Arpentant nos forêts enneigées affublée d’une parka rouge trop grande pour elle, éveillant l’appétit chez les hommes, Romaine évoque aussi un célèbre conte de Perrault: "Au départ, il y avait quelque chose de l’ordre du conte dans l’écriture, dans la manière dont elle traverse les événements, les épreuves, admet Agnès Obadia, tombée amoureuse du Québec lors de sa première visite, l’année de la tempête de verglas. Ensuite, il y avait la manière de dessiner la silhouette, mais je ne pensais pas vraiment au Petit Chaperon rouge. J’ai bricolé et trituré autour du conte dans l’idée des costumes qu’on lui fait enfiler, comme la parka et la robe de mariée."
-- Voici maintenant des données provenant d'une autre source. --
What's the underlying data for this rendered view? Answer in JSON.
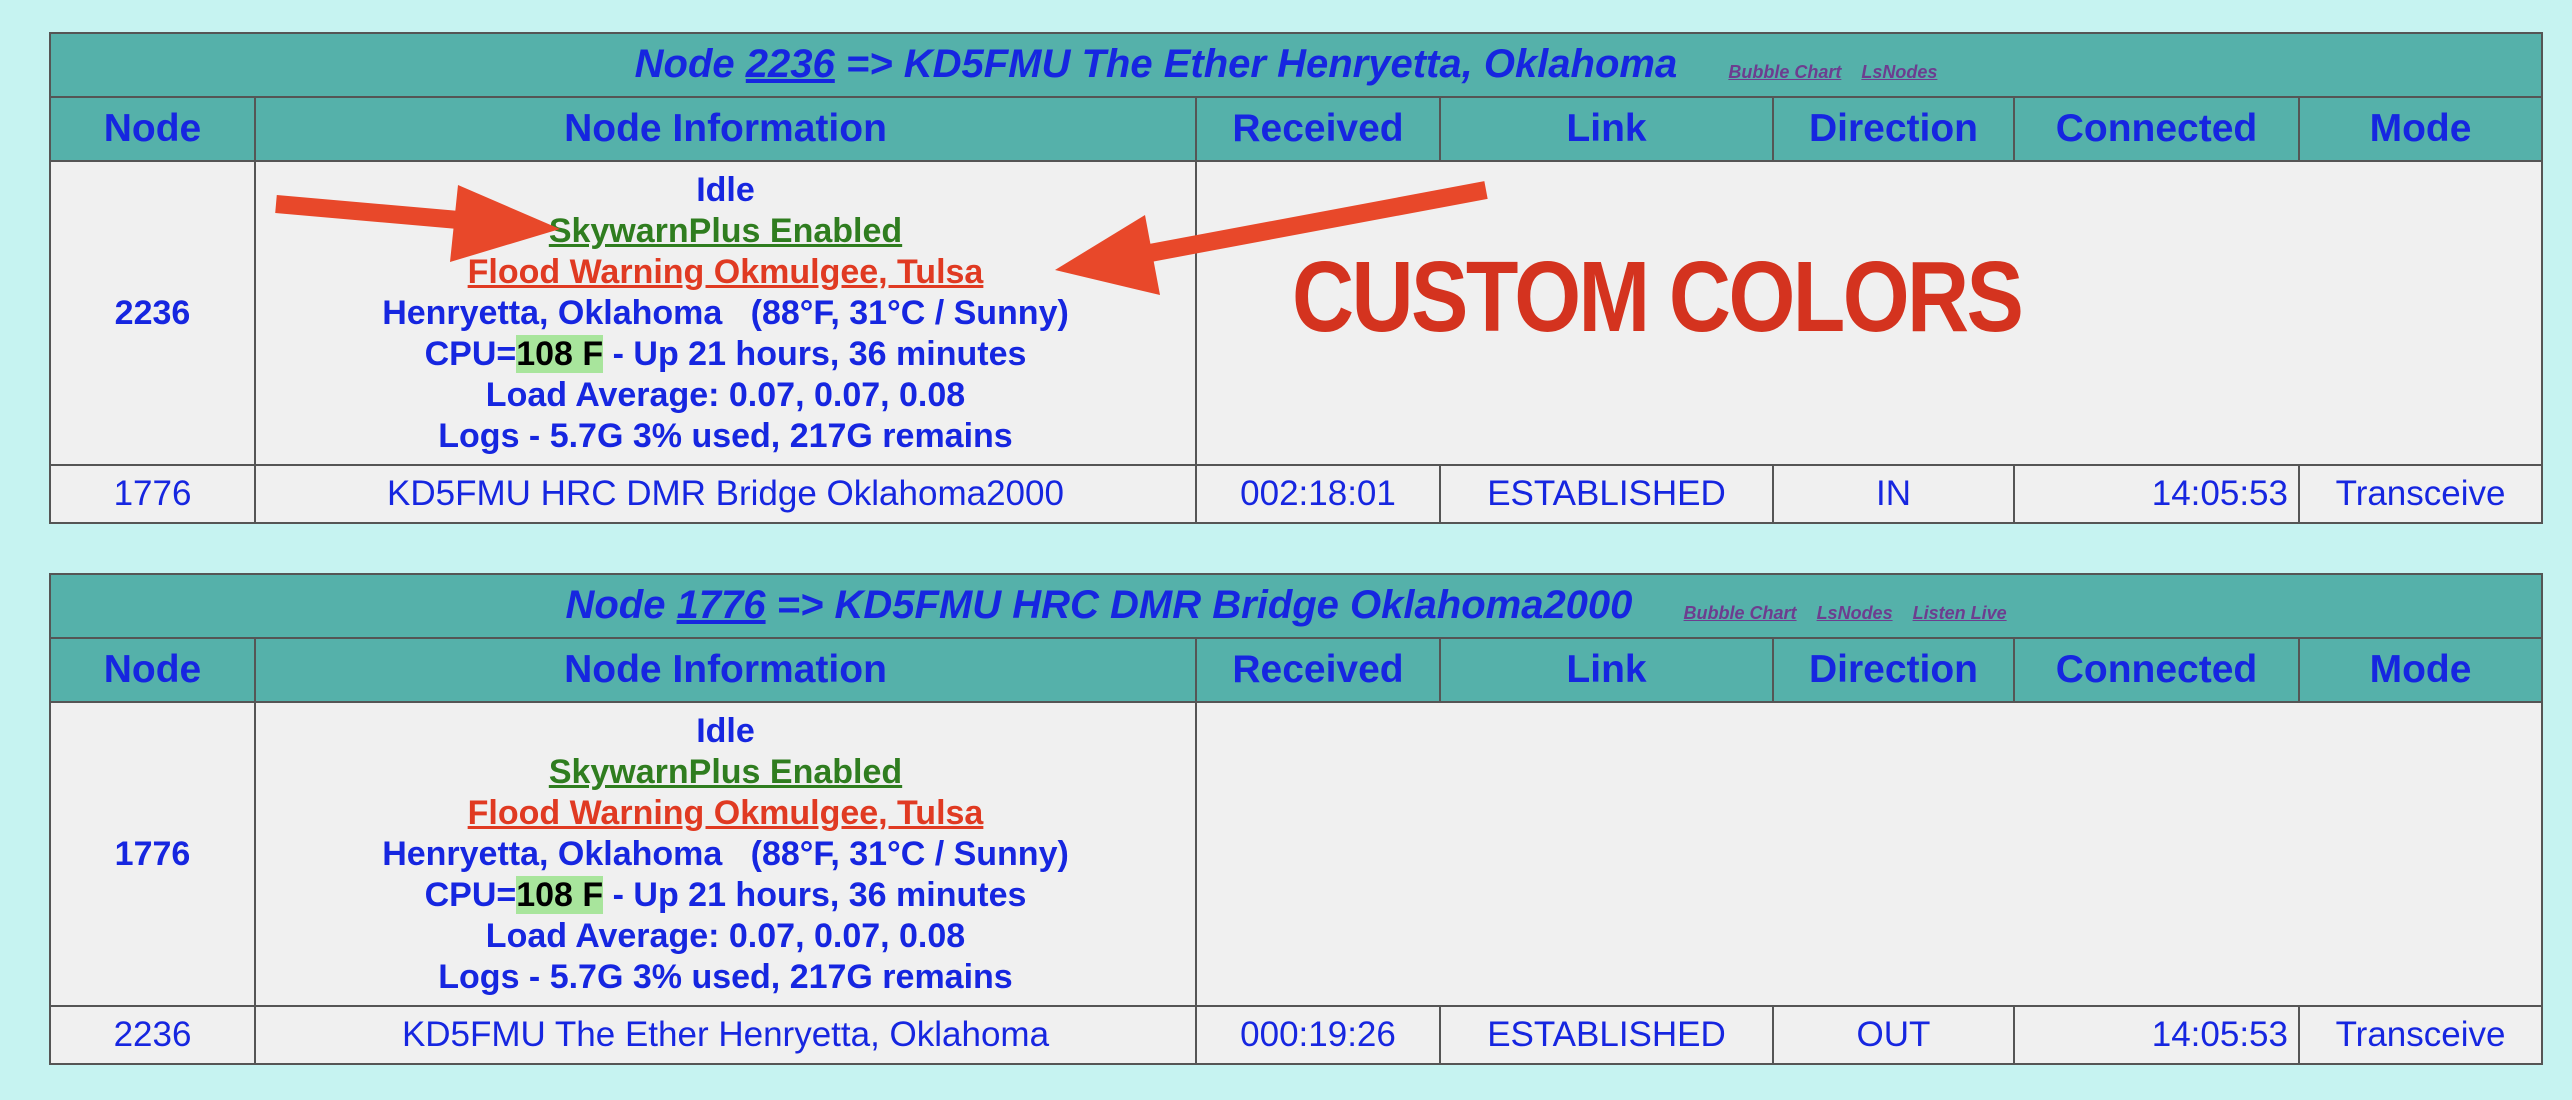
{
  "tables": [
    {
      "title_prefix": "Node ",
      "title_node": "2236",
      "title_suffix": " => KD5FMU The Ether Henryetta, Oklahoma",
      "links": [
        "Bubble Chart",
        "LsNodes"
      ],
      "headers": [
        "Node",
        "Node Information",
        "Received",
        "Link",
        "Direction",
        "Connected",
        "Mode"
      ],
      "node": "2236",
      "info": {
        "status": "Idle",
        "skywarn": "SkywarnPlus Enabled",
        "flood": "Flood Warning Okmulgee, Tulsa",
        "weather": "Henryetta, Oklahoma   (88°F, 31°C / Sunny)",
        "cpu_prefix": "CPU=",
        "cpu_temp": "108 F",
        "cpu_suffix": " - Up 21 hours, 36 minutes",
        "load": "Load Average: 0.07, 0.07, 0.08",
        "logs": "Logs - 5.7G 3% used, 217G remains"
      },
      "link_row": {
        "node": "1776",
        "info": "KD5FMU HRC DMR Bridge Oklahoma2000",
        "received": "002:18:01",
        "link": "ESTABLISHED",
        "direction": "IN",
        "connected": "14:05:53",
        "mode": "Transceive"
      }
    },
    {
      "title_prefix": "Node ",
      "title_node": "1776",
      "title_suffix": " => KD5FMU HRC DMR Bridge Oklahoma2000",
      "links": [
        "Bubble Chart",
        "LsNodes",
        "Listen Live"
      ],
      "headers": [
        "Node",
        "Node Information",
        "Received",
        "Link",
        "Direction",
        "Connected",
        "Mode"
      ],
      "node": "1776",
      "info": {
        "status": "Idle",
        "skywarn": "SkywarnPlus Enabled",
        "flood": "Flood Warning Okmulgee, Tulsa",
        "weather": "Henryetta, Oklahoma   (88°F, 31°C / Sunny)",
        "cpu_prefix": "CPU=",
        "cpu_temp": "108 F",
        "cpu_suffix": " - Up 21 hours, 36 minutes",
        "load": "Load Average: 0.07, 0.07, 0.08",
        "logs": "Logs - 5.7G 3% used, 217G remains"
      },
      "link_row": {
        "node": "2236",
        "info": "KD5FMU The Ether Henryetta, Oklahoma",
        "received": "000:19:26",
        "link": "ESTABLISHED",
        "direction": "OUT",
        "connected": "14:05:53",
        "mode": "Transceive"
      }
    }
  ],
  "annotation": {
    "text": "CUSTOM COLORS",
    "color": "#d4331f"
  },
  "colors": {
    "page_bg": "#c6f3f1",
    "header_bg": "#55b1aa",
    "text_blue": "#1626e0",
    "skywarn_green": "#2f7d1f",
    "flood_red": "#e03a22",
    "temp_highlight": "#a8e59c",
    "link_purple": "#6d3d8f"
  }
}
Lors du tournage, où aucun flocon artificiel n’a été utilisé au dire de la cinéaste, Sandrine Kiberlain se serait donnée à fond pour le rôle: "C’était dément, tellement dingue, mais chouette aussi, se souvient l’actrice. Il faisait moins 40! J’ai dit à Agnès qu’il fallait qu’elle change le titre. C’était dépaysant de jouer avec une autre façon d’aborder les choses. Finalement, on traverse des contrées et des contrées, mais en fait, on est tous les mêmes, on est touchés par les mêmes choses."
À voir si vous aimez /
Père et fils de Michel Boujenah, Le Bonheur de Pierre de Robert Ménard, New in Town de Jonas Elmer
Les frais du voyage à Paris ont été payés par Unifrance.
ROMAINE PAR MOINS 30
Sans la grâce de Sandrine Kiberlain, il y aurait bien peu de choses à retenir de Romaine par moins 30. De fait, celle-ci s’avère désarmante en godiche qui survole comme une bulle l’univers gentiment décalé imaginé par Agnès Obadia et ses complices, Lydia Decobert, Laurent Bénégui et Louis Bélanger. Peuplée de personnages bédéesques, telle cette hôtesse de l’air qui a peur de l’avion campée avec piquant par Elina Löwensohn, cette comédie, lieu de l’action oblige, fait la part belle aux acteurs québécois, dont Pierre-Luc Brillant en beau ténébreux timbré et Marika Lhoumeau en policière façon Fargo. Dommage que le talentueux Louis Morissette y soit contraint de jouer en mode édulcoré son Jean-Michel de C.A. Toutefois, bien que ce conte hivernal possède une originalité certaine et une légèreté pimpante, force est d’admettre que le scénario a parfois l’air d’un morceau d’emmental. Et que dire de la finale qui nous laisse sur notre faim?